The draft constitution seen by this writer does include “the freedom to establish... political parties and unions,” and to join them. It is not clear what this means for the Ba’thist anti-union legislation still in effect.
If a constitution can be agreed on schedule, it will be put to a referendum in October; and then there should be parliamentary elections in December. It is very important for almost all parties to this process – barring the fascistic terrorist groups, who don’t believe in democracy but want one kind of dictatorship or another — that it stay on track.
It is important to the main Iraqi political parties, and to the British and US occupying forces that a government can be elected by the end of this year which carries real popular legitimacy. Probably, for this reason, compromises will be found. The Kurds will allow Islam to be a greater source of legislative authority than they would prefer in return for federalism; the Sunnis will be offered guarantees; and so on.

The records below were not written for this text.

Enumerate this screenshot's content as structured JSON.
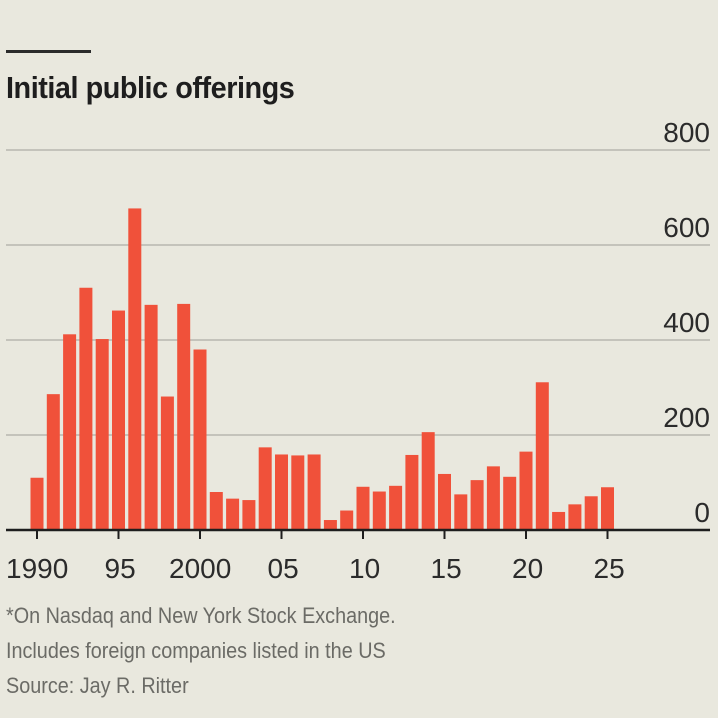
{
  "header": {
    "title": "Initial public offerings"
  },
  "footer": {
    "note_line1": "*On Nasdaq and New York Stock Exchange.",
    "note_line2": "Includes foreign companies listed in the US",
    "source": "Source: Jay R. Ritter"
  },
  "colors": {
    "background": "#e9e8de",
    "bar": "#f0513a",
    "gridline": "#c4c3bb",
    "axis": "#1e1e1e",
    "text": "#2b2b2b"
  },
  "chart_data": {
    "type": "bar",
    "title": "Initial public offerings",
    "xlabel": "",
    "ylabel": "",
    "ylim": [
      0,
      800
    ],
    "yticks": [
      0,
      200,
      400,
      600,
      800
    ],
    "ytick_labels": [
      "0",
      "200",
      "400",
      "600",
      "800"
    ],
    "y_axis_side": "right",
    "grid": true,
    "xticks": [
      1990,
      1995,
      2000,
      2005,
      2010,
      2015,
      2020,
      2025
    ],
    "xtick_labels": [
      "1990",
      "95",
      "2000",
      "05",
      "10",
      "15",
      "20",
      "25"
    ],
    "categories": [
      1990,
      1991,
      1992,
      1993,
      1994,
      1995,
      1996,
      1997,
      1998,
      1999,
      2000,
      2001,
      2002,
      2003,
      2004,
      2005,
      2006,
      2007,
      2008,
      2009,
      2010,
      2011,
      2012,
      2013,
      2014,
      2015,
      2016,
      2017,
      2018,
      2019,
      2020,
      2021,
      2022,
      2023,
      2024,
      2025
    ],
    "values": [
      110,
      286,
      412,
      510,
      402,
      462,
      677,
      474,
      281,
      476,
      380,
      80,
      66,
      63,
      174,
      159,
      157,
      159,
      21,
      41,
      91,
      81,
      93,
      158,
      206,
      118,
      75,
      105,
      134,
      112,
      165,
      311,
      38,
      54,
      71,
      90
    ],
    "legend": null
  }
}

It is important to workers’ organisations, also. A collapse of the political process, and some degree of civil war or sectarian/ethnic fighting, would not be good conditions in which to build unions and other democratic organisations. But the workers’ movement should, of course, keep its independence, its right to criticise, and fight for the most democratic possible constitution. And the labour, democratic, and women’s organisations which are campaigning to preserve women’s and other democratic rights need our urgent support.